We know that the computer has so much intelligence put into it, that it does have a very good idea what it’s doing. For that top professional to be challenged with that, that some entity, whether it be human or computer that knows what it’s doing, that clearly knows what it’s doing, makes this move that’s different than anything, that any top professionals ever contemplated, it becomes a very compelling moment but it’s a moment that’s the product of computation, it’s not the product of sentience, which I think is where some of that conversation went. Maybe I have been a little too rambling here and I might recap.

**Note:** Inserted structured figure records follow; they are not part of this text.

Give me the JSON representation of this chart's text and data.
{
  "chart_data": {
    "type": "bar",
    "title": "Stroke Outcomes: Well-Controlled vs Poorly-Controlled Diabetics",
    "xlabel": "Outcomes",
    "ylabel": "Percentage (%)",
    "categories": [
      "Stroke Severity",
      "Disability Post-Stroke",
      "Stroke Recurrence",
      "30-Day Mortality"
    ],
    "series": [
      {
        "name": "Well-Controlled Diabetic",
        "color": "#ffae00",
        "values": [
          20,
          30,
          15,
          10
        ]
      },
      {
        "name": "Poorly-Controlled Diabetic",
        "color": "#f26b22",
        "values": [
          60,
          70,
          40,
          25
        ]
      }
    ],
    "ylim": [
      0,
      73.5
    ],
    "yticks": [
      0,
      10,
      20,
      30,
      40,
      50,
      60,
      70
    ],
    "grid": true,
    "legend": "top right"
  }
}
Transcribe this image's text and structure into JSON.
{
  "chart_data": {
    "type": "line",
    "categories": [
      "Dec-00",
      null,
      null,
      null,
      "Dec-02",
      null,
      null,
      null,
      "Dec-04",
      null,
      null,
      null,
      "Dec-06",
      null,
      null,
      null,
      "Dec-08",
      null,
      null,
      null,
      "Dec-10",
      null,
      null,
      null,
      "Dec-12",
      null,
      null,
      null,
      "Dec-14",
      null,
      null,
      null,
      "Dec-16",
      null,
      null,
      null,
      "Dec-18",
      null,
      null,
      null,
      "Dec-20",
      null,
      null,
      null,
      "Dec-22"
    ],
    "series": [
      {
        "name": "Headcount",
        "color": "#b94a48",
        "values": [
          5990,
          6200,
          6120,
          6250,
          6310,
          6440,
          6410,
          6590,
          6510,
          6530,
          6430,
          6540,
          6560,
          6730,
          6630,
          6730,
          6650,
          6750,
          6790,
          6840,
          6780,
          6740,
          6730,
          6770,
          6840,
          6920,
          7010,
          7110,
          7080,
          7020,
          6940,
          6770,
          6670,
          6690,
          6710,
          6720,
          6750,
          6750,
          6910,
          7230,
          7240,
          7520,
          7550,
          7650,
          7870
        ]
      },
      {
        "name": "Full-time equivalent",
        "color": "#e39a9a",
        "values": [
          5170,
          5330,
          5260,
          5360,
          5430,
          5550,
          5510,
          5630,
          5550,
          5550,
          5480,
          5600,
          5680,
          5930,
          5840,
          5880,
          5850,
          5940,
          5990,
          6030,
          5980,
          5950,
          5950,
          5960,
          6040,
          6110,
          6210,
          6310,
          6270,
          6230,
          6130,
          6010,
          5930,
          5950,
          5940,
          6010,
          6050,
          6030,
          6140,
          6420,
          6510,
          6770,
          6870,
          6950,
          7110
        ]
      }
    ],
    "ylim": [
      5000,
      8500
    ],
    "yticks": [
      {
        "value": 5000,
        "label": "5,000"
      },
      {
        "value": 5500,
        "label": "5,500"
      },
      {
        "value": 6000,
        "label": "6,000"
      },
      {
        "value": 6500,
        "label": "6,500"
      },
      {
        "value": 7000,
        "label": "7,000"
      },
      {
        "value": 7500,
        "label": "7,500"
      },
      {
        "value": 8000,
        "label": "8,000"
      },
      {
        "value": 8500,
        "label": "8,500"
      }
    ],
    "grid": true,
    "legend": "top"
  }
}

What would be easy, what would be great is if it knew when we say Thai restaurant, it’s talking about one specific place. If we say the Burritos, it’s talking about one specific place. Suddenly, that thing with the local contact as a bot will be able to make a round trip orders for us in seconds. We type in what we want and then it’s all just done, but with the bots being designed as these global things, it can’t discern when I say Thai, that it means the restaurant to our left, not across the street into our right. If I say pizza, it means the place that’s a lot farther, that’s really good as opposed to the place that’s closer and sucks.
There’s this gap with programming being done at the global level, we’re trying to write a bot that covers everyone everywhere in a generic way. The usefulness doesn’t get that deep. Where it gets deep is where it’s more localized, where it’s more specific to us in the examples I’m using just because of the very micro geography that we’re in and our taste preference as opposed to the more generic glom and so bridging that gap, is where a lot of the really exciting things will start to happen in the sort of software you’re talking about to really get at the local personal level and convert that into care as opposed to the generic and the macro.